On writing with my biases, prejudices, and stories in check.
Or: beware of the Christian signalling in your writing.
It's crazy how stuff we don't even believe in will just organically make their way into our writing. I've been re-reading a book I wrote almost 14 years ago and beyond the already expected cringe feeling from reading your old writing, I've been astonished with all the Christian signalling that there's in this manuscript.
I'm not Christian, and although I'm baptized and was basically forced into having my first communion I do not sign up for Catholicism at any level. In my 38 years of life, I've been willingly inside a church less a dozen times. Actually, I’m not religious at all, but these tropes have been so deeply ingrained into our life and belief system that they will just surface and you won't even notice.

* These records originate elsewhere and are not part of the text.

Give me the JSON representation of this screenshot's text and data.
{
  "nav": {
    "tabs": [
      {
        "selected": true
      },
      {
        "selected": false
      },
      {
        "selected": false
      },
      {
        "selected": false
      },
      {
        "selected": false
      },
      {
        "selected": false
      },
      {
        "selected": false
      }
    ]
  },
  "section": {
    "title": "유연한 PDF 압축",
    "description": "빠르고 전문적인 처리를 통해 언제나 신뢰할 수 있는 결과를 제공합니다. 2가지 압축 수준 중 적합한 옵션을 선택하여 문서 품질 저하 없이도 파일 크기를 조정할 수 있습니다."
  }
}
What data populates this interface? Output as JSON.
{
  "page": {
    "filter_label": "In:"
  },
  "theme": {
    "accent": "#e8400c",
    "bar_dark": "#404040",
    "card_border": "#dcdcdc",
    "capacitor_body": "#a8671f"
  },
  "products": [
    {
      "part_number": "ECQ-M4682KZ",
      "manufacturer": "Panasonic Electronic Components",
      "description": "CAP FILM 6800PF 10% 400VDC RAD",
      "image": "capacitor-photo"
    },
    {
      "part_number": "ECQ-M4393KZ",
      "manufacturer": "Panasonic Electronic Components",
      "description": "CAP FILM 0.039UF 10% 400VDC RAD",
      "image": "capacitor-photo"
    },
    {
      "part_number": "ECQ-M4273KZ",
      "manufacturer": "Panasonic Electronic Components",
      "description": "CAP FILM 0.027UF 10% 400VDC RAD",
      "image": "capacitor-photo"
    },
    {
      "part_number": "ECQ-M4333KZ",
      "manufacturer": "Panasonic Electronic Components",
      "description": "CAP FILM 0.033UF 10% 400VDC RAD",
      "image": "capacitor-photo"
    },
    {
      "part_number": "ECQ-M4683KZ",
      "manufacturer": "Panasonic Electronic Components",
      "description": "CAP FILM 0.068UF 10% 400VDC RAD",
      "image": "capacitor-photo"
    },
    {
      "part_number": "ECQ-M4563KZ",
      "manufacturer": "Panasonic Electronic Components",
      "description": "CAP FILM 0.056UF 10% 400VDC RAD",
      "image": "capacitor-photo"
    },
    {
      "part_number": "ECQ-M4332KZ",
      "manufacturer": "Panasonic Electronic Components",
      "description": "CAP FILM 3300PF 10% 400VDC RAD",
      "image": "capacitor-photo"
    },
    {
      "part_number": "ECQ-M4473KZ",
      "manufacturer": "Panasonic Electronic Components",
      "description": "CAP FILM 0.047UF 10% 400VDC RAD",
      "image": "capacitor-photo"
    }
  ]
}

Brazil is a deeply catholic and evangelical country so there’s a difference between christian signalling back home and here in North-America. Still, we know that even if our countries are supposed to be secular, religion has a big influence in our societies.
This particular book was written when I was quite young and had not yet learned how to be more socially and politically critical about my writing and the art I read/watch/listen to. It's not really surprising to see creative choices I made back then that do not correspond with who I am now. But it's amazing to see how some of this Christian signalling appears and I just know I didn't see it as such back then.
This is one of the reasons I believe it's so important for writers to understand where the stories we write come from and what our biases are. I’m not someone who personally holds any prejudice towards any political or social minority, but these prejudices are so ingrained in our society that I might not see them for what they are. I'm not a christian but for some reason one of my characters was basically an alien version of the virgin Mary. It's wild and way less creative than it might sound like.
These unseen signals can add moral perspectives that you never intended into your work. A woman whose sole purpose is to give birth to someone is a very Christian conservative narrative point, and this specific narrative trope can be tracked back to the bible. The whole concept of morality is very hard to disassociate from a religious view of what is moral or not. Once you’ve seen it, you can’t unseen it. It’s hard.
Writing as a whole is hard, so this becomes just part of the process. I’m not saying you need to write your first draft thinking about these things, but that as a writer is good to keep in mind these elements when you go back to your first, second and whatever draft you wrote before and see how biases, preconceptions and even prejudice might actually slip into your story without you even knowing.
Of course, you can write a Christian story, or use a Christian trope to subvert it, my point here is just how wild it is that these things are so ingrained into our day-to-day life that we will unintentionally write them down and not realize it. I guess writing is just like living, a constant process of learning and deprogramming all the prejudice society has injected us with.